After running trials, we can sort by validation score:

results = sorted(results, key=lambda r: r["score"], reverse=True)

We can inspect the best configurations:

for r in results[:5]:
    print(r["score"], r["config"])

Patterns are often more valuable than a single best configuration. For example, the top configurations may all use AdamW, learning rates near $3\times10^{-4}$, dropout below 0.2, and moderate weight decay. This suggests a stable region of the search space.

Advantages and Disadvantages

Advantages Disadvantages
Simple to implement No guarantee of finding the optimum
Works well in high-dimensional spaces Results vary across random seeds
Efficient for continuous variables Can waste trials in bad regions
Easy to parallelize Does not learn from previous trials
Better than grid search for many DL tasks Needs careful distribution design

Random search is a strong default when the search space is moderately large and the cost per run is acceptable.

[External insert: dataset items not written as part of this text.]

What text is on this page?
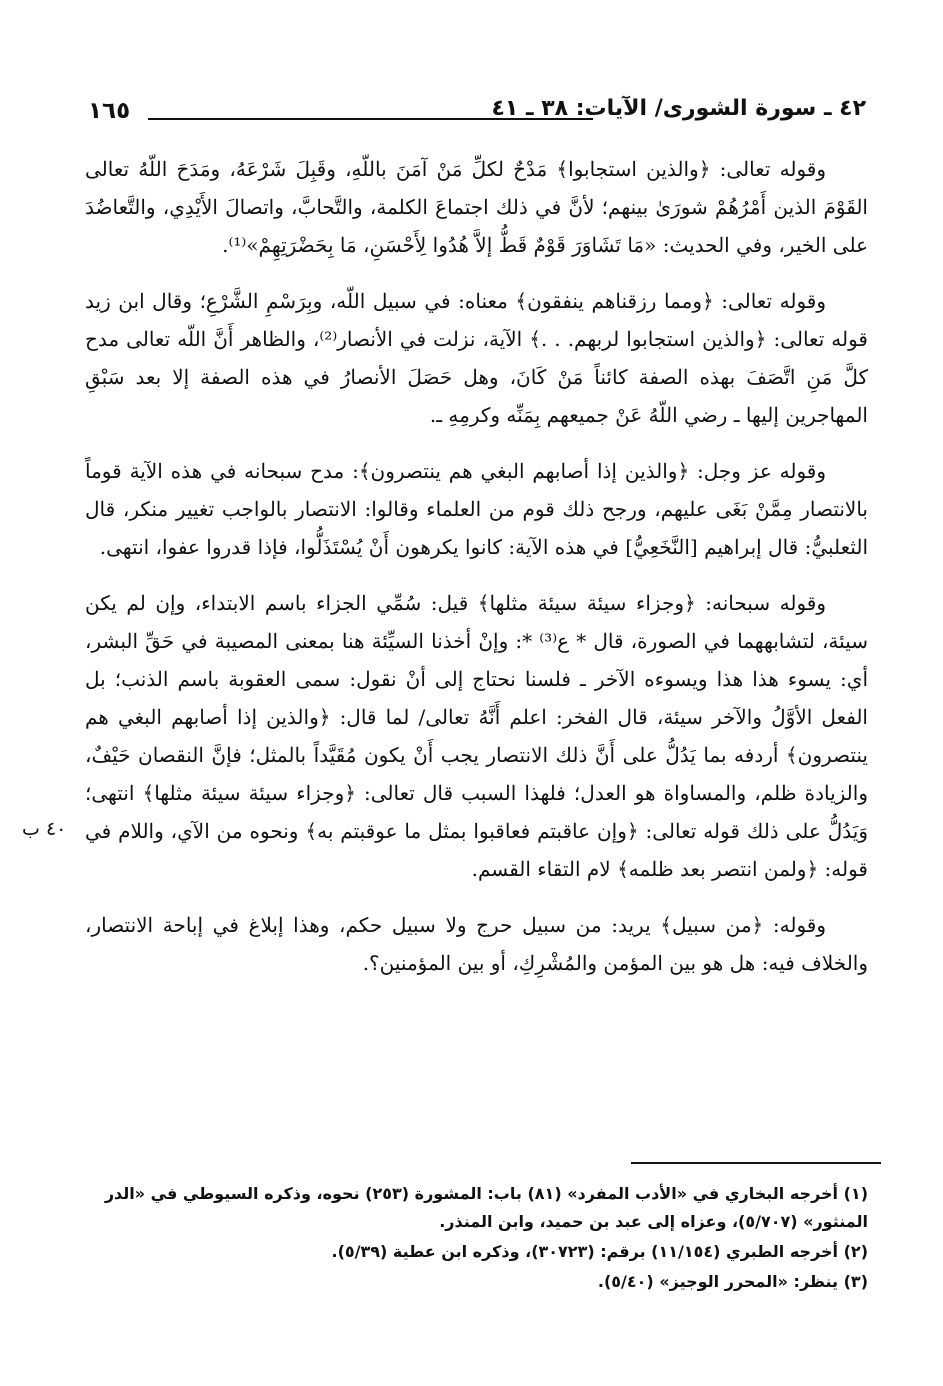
١٦٥	٤٢ ـ سورة الشورى/ الآيات: ٣٨ ـ ٤١

وقوله تعالى: ﴿والذين استجابوا﴾ مَدْحٌ لكلِّ مَنْ آمَنَ باللّهِ، وقَبِلَ شَرْعَهُ، ومَدَحَ اللّهُ تعالى القَوْمَ الذين أَمْرُهُمْ شورَىٰ بينهم؛ لأنَّ في ذلك اجتماعَ الكلمة، والتَّحابَّ، واتصالَ الأَيْدِي، والتَّعاضُدَ على الخير، وفي الحديث: «مَا تَشَاوَرَ قَوْمٌ قَطُّ إلاَّ هُدُوا لِأَحْسَنِ، مَا بِحَضْرَتِهِمْ»⁽¹⁾.

وقوله تعالى: ﴿ومما رزقناهم ينفقون﴾ معناه: في سبيل اللّه، وبِرَسْمِ الشَّرْعِ؛ وقال ابن زيد قوله تعالى: ﴿والذين استجابوا لربهم. . .﴾ الآية، نزلت في الأنصار⁽²⁾، والظاهر أَنَّ اللّه تعالى مدح كلَّ مَنِ اتَّصَفَ بهذه الصفة كائناً مَنْ كَانَ، وهل حَصَلَ الأنصارُ في هذه الصفة إلا بعد سَبْقِ المهاجرين إليها ـ رضي اللّهُ عَنْ جميعهم بِمَنِّه وكرمِهِ ـ.

وقوله عز وجل: ﴿والذين إذا أصابهم البغي هم ينتصرون﴾: مدح سبحانه في هذه الآية قوماً بالانتصار مِمَّنْ بَغَى عليهم، ورجح ذلك قوم من العلماء وقالوا: الانتصار بالواجب تغيير منكر، قال الثعلبيُّ: قال إبراهيم [النَّخَعِيُّ] في هذه الآية: كانوا يكرهون أَنْ يُسْتَذَلُّوا، فإذا قدروا عفوا، انتهى.

وقوله سبحانه: ﴿وجزاء سيئة سيئة مثلها﴾ قيل: سُمِّي الجزاء باسم الابتداء، وإن لم يكن سيئة، لتشابههما في الصورة، قال * ع⁽³⁾ *: وإنْ أخذنا السيِّئة هنا بمعنى المصيبة في حَقِّ البشر، أي: يسوء هذا هذا ويسوءه الآخر ـ فلسنا نحتاج إلى أنْ نقول: سمى العقوبة باسم الذنب؛ بل الفعل الأوَّلُ والآخر سيئة، قال الفخر: اعلم أَنَّهُ تعالى/ لما قال: ﴿والذين إذا أصابهم البغي هم ينتصرون﴾ أردفه بما يَدُلُّ على أَنَّ ذلك الانتصار يجب أَنْ يكون مُقَيَّداً بالمثل؛ فإنَّ النقصان حَيْفٌ، والزيادة ظلم، والمساواة هو العدل؛ فلهذا السبب قال تعالى: ﴿وجزاء سيئة سيئة مثلها﴾ انتهى؛ وَيَدُلُّ على ذلك قوله تعالى: ﴿وإن عاقبتم فعاقبوا بمثل ما عوقبتم به﴾ ونحوه من الآي، واللام في قوله: ﴿ولمن انتصر بعد ظلمه﴾ لام التقاء القسم.

وقوله: ﴿من سبيل﴾ يريد: من سبيل حرج ولا سبيل حكم، وهذا إبلاغ في إباحة الانتصار، والخلاف فيه: هل هو بين المؤمن والمُشْرِكِ، أو بين المؤمنين؟.

٤٠ ب

(١) أخرجه البخاري في «الأدب المفرد» (٨١) باب: المشورة (٢٥٣) نحوه، وذكره السيوطي في «الدر المنثور» (٥/٧٠٧)، وعزاه إلى عبد بن حميد، وابن المنذر.

(٢) أخرجه الطبري (١١/١٥٤) برقم: (٣٠٧٢٣)، وذكره ابن عطية (٥/٣٩).

(٣) ينظر: «المحرر الوجيز» (٥/٤٠).
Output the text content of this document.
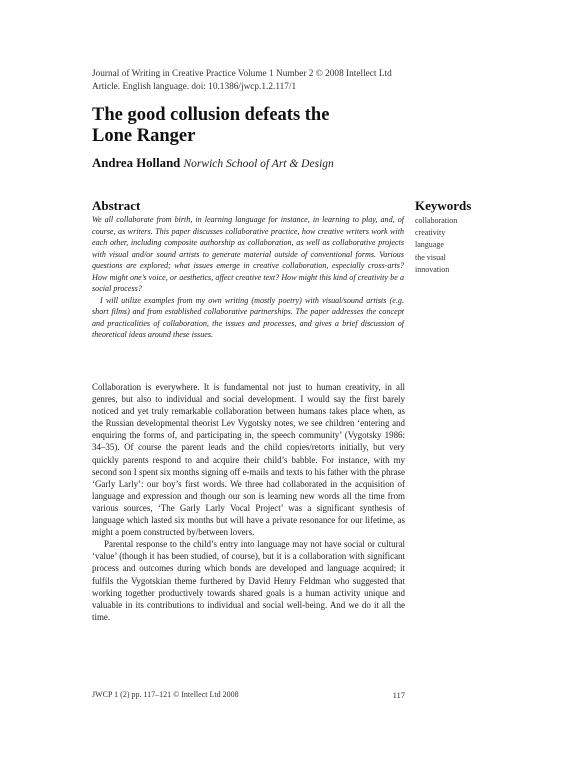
Journal of Writing in Creative Practice Volume 1 Number 2 © 2008 Intellect Ltd
Article. English language. doi: 10.1386/jwcp.1.2.117/1
The good collusion defeats the
Lone Ranger
Andrea Holland Norwich School of Art & Design
Abstract

We all collaborate from birth, in learning language for instance, in learning to play, and, of course, as writers. This paper discusses collaborative practice, how creative writers work with each other, including composite authorship as collaboration, as well as collaborative projects with visual and/or sound artists to generate material outside of conventional forms. Various questions are explored; what issues emerge in creative collaboration, especially cross-arts? How might one’s voice, or aesthetics, affect creative text? How might this kind of creativity be a social process?

I will utilize examples from my own writing (mostly poetry) with visual/sound artists (e.g. short films) and from established collaborative partnerships. The paper addresses the concept and practicalities of collaboration, the issues and processes, and gives a brief discussion of theoretical ideas around these issues.

Keywords
collaboration
creativity
language
the visual
innovation

Collaboration is everywhere. It is fundamental not just to human creativity, in all genres, but also to individual and social development. I would say the first barely noticed and yet truly remarkable collaboration between humans takes place when, as the Russian developmental theorist Lev Vygotsky notes, we see children ‘entering and enquiring the forms of, and participating in, the speech community’ (Vygotsky 1986: 34–35). Of course the parent leads and the child copies/retorts initially, but very quickly parents respond to and acquire their child’s babble. For instance, with my second son I spent six months signing off e-mails and texts to his father with the phrase ‘Garly Larly’: our boy’s first words. We three had collaborated in the acquisition of language and expression and though our son is learning new words all the time from various sources, ‘The Garly Larly Vocal Project’ was a significant synthesis of language which lasted six months but will have a private resonance for our lifetime, as might a poem constructed by/between lovers.

Parental response to the child’s entry into language may not have social or cultural ‘value’ (though it has been studied, of course), but it is a collaboration with significant process and outcomes during which bonds are developed and language acquired; it fulfils the Vygotskian theme furthered by David Henry Feldman who suggested that working together productively towards shared goals is a human activity unique and valuable in its contributions to individual and social well-being. And we do it all the time.

JWCP 1 (2) pp. 117–121 © Intellect Ltd 2008	117
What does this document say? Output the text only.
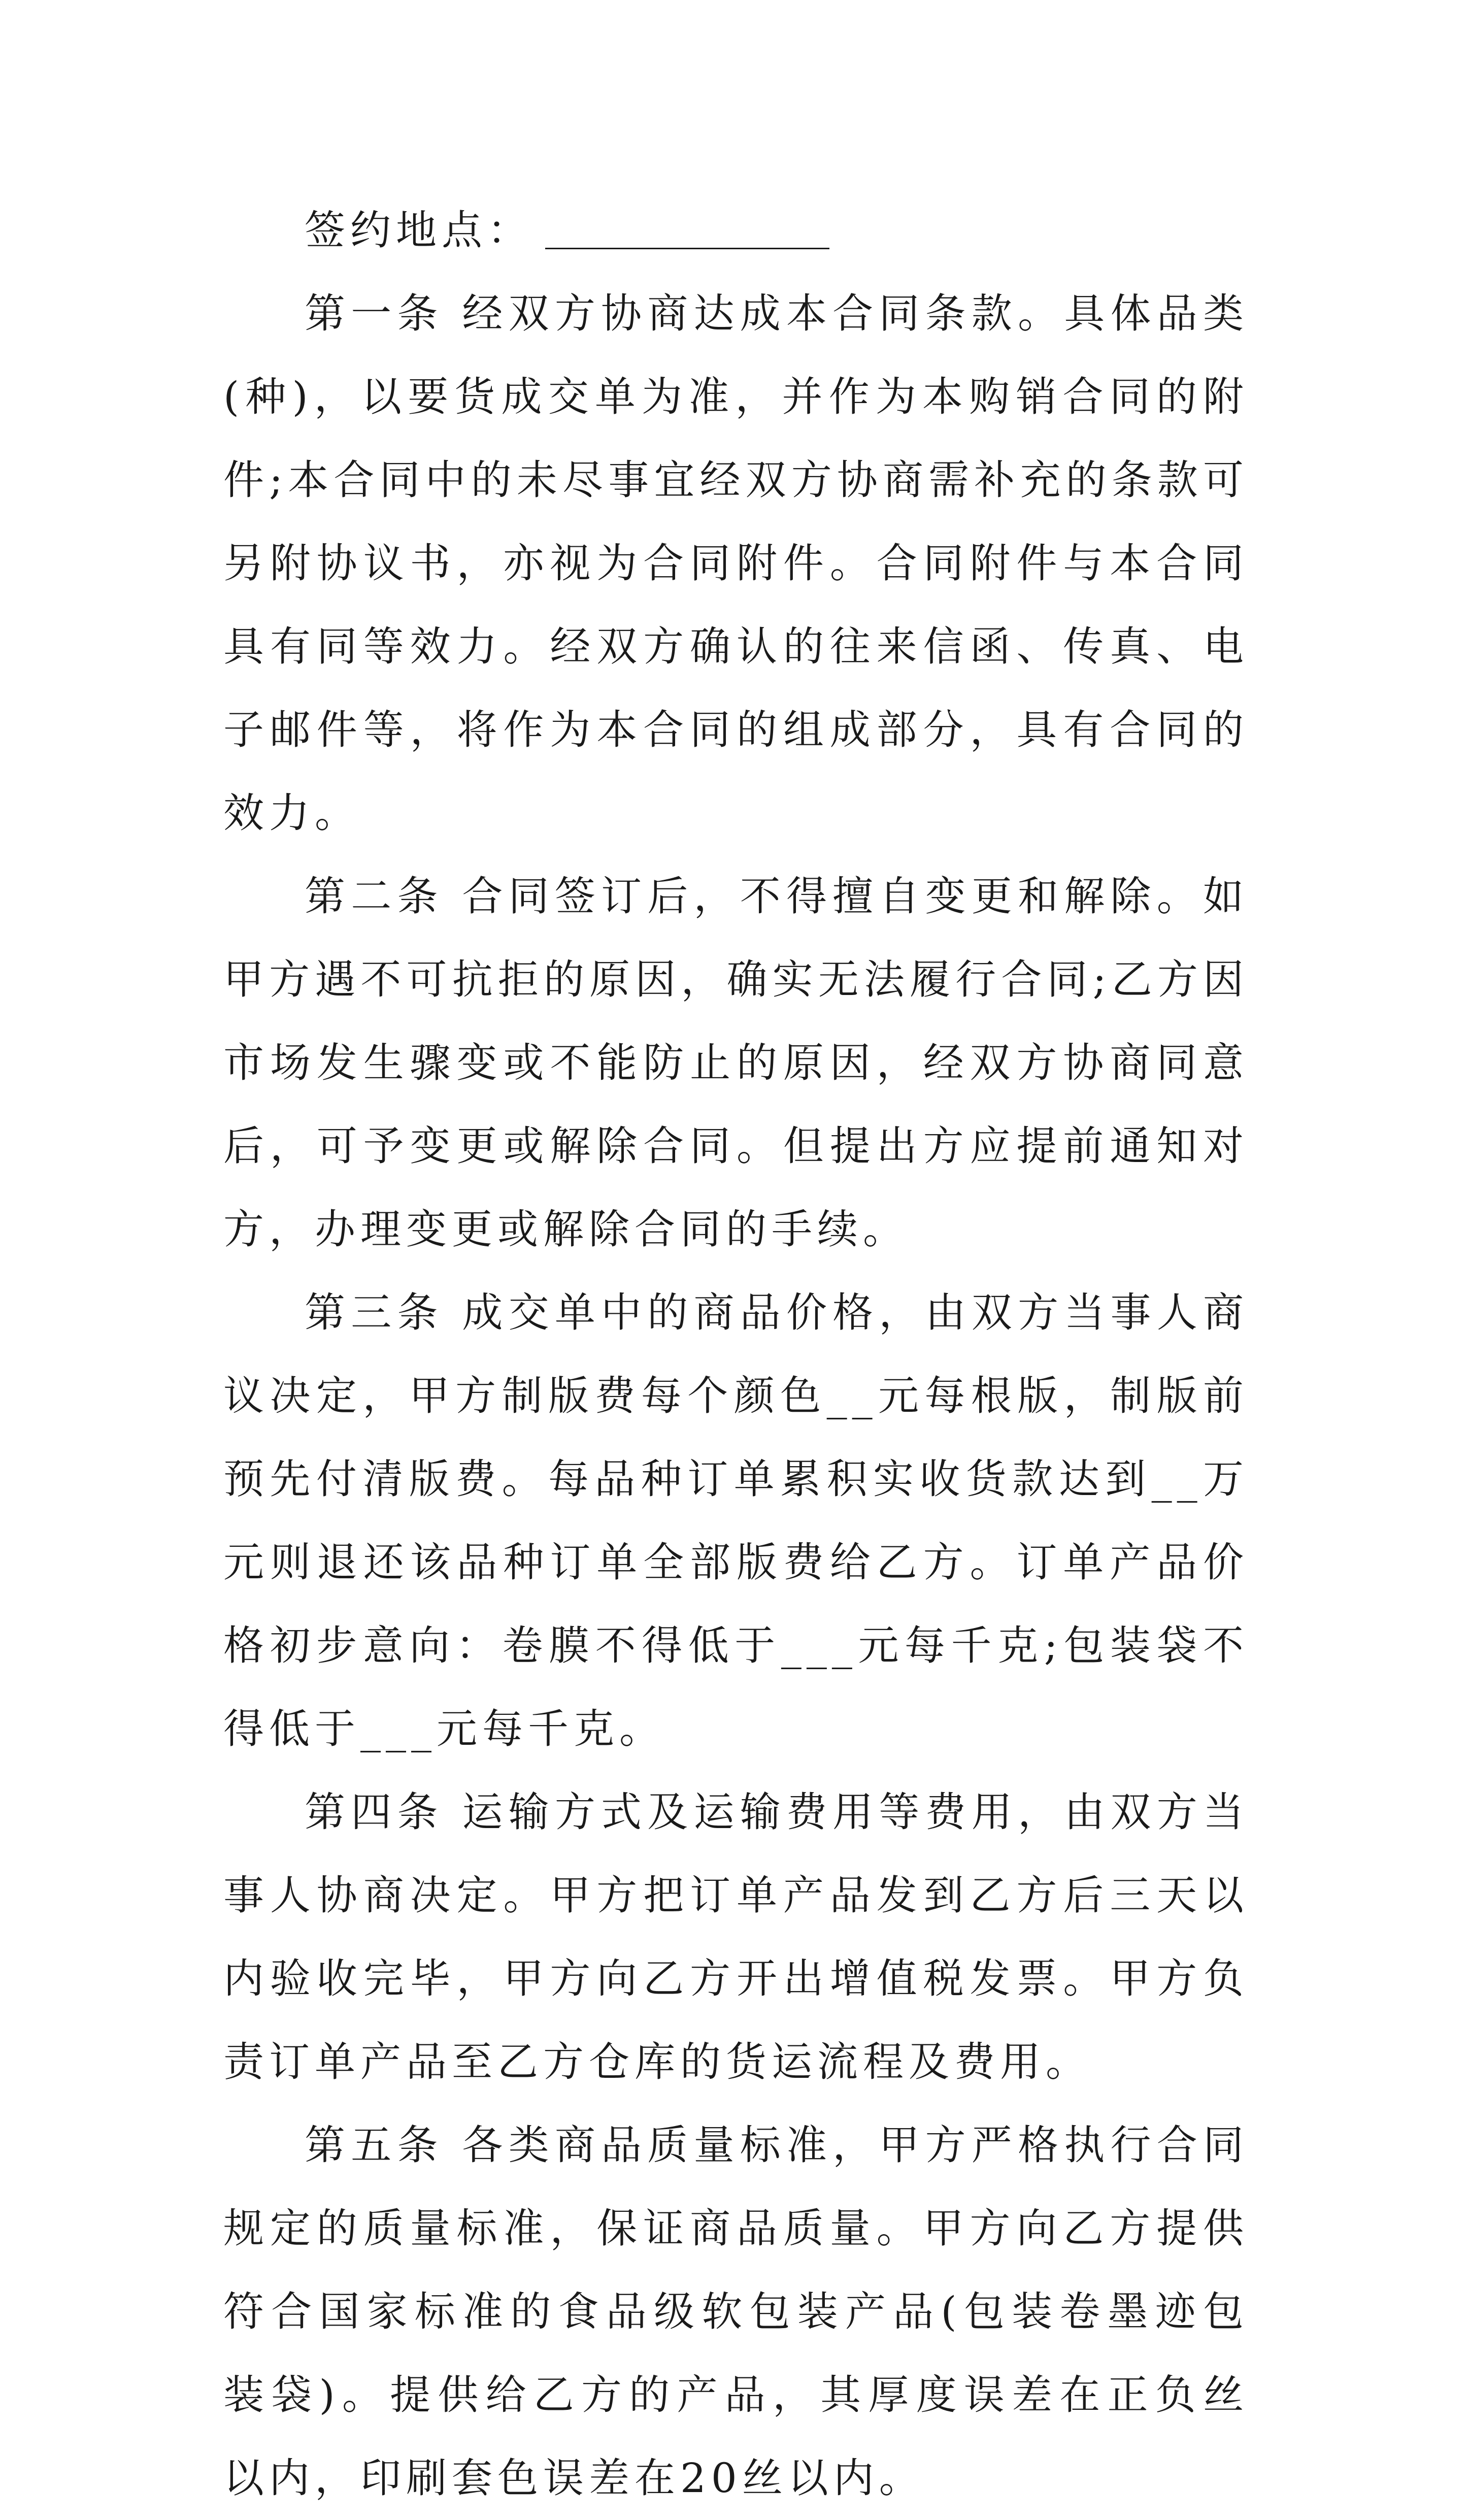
签约地点：

第一条 经双方协商达成本合同条款。具体品类(种)，以要货成交单为准，并作为本购销合同的附件;本合同中的未尽事宜经双方协商需补充的条款可另附协议书，亦视为合同附件。合同附件与本合同具有同等效力。经双方确认的往来信函、传真、电子邮件等，将作为本合同的组成部分，具有合同的效力。

第二条 合同签订后，不得擅自变更和解除。如甲方遇不可抗拒的原因，确实无法履行合同;乙方因市场发生骤变或不能防止的原因，经双方协商同意后，可予变更或解除合同。但提出方应提前通知对方，办理变更或解除合同的手续。

第三条 成交单中的商品价格，由双方当事人商议决定，甲方制版费每个颜色__元每根版，制版前预先付清版费。每品种订单累积实收货款达到__万元则退还该品种订单全部版费给乙方。订单产品价格初步意向：卷膜不得低于___元每千克;包装袋不得低于___元每千克。

第四条 运输方式及运输费用等费用，由双方当事人协商决定。甲方把订单产品发到乙方后三天以内验收完毕，甲方向乙方开出增值税发票。甲方负责订单产品至乙方仓库的货运流程及费用。

第五条 各类商品质量标准，甲方严格执行合同规定的质量标准，保证商品质量。甲方向乙方提供符合国家标准的食品级软包装产品(包装卷墨迹包装袋)。提供给乙方的产品，其厚度误差在正负丝以内，印刷套色误差在20丝以内。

Random search is a good choice when:

Situation Reason
Several hyperparameters matter Better coverage than grid search
Some dimensions are continuous Avoids fixed grid resolution
Search budget is limited Can stop after any number of trials
Parallel workers are available Trials are independent
Baselines are needed quickly Simple and robust

Random search is less suitable when each run is extremely expensive and only a few trials are possible. In that case, expert tuning or Bayesian optimization may use the budget more effectively.

Summary

Random search samples hyperparameter configurations from predefined distributions. It replaces exhaustive enumeration with stochastic exploration.

Compared with grid search, random search often covers important dimensions more effectively under the same trial budget. It works especially well when only a few hyperparameters strongly influence performance.

A good random search depends on well-designed sampling distributions, proper logging, valid constraints, reproducible seeds, and fair evaluation. It is simple enough to be a baseline and strong enough to be useful in real deep learning systems.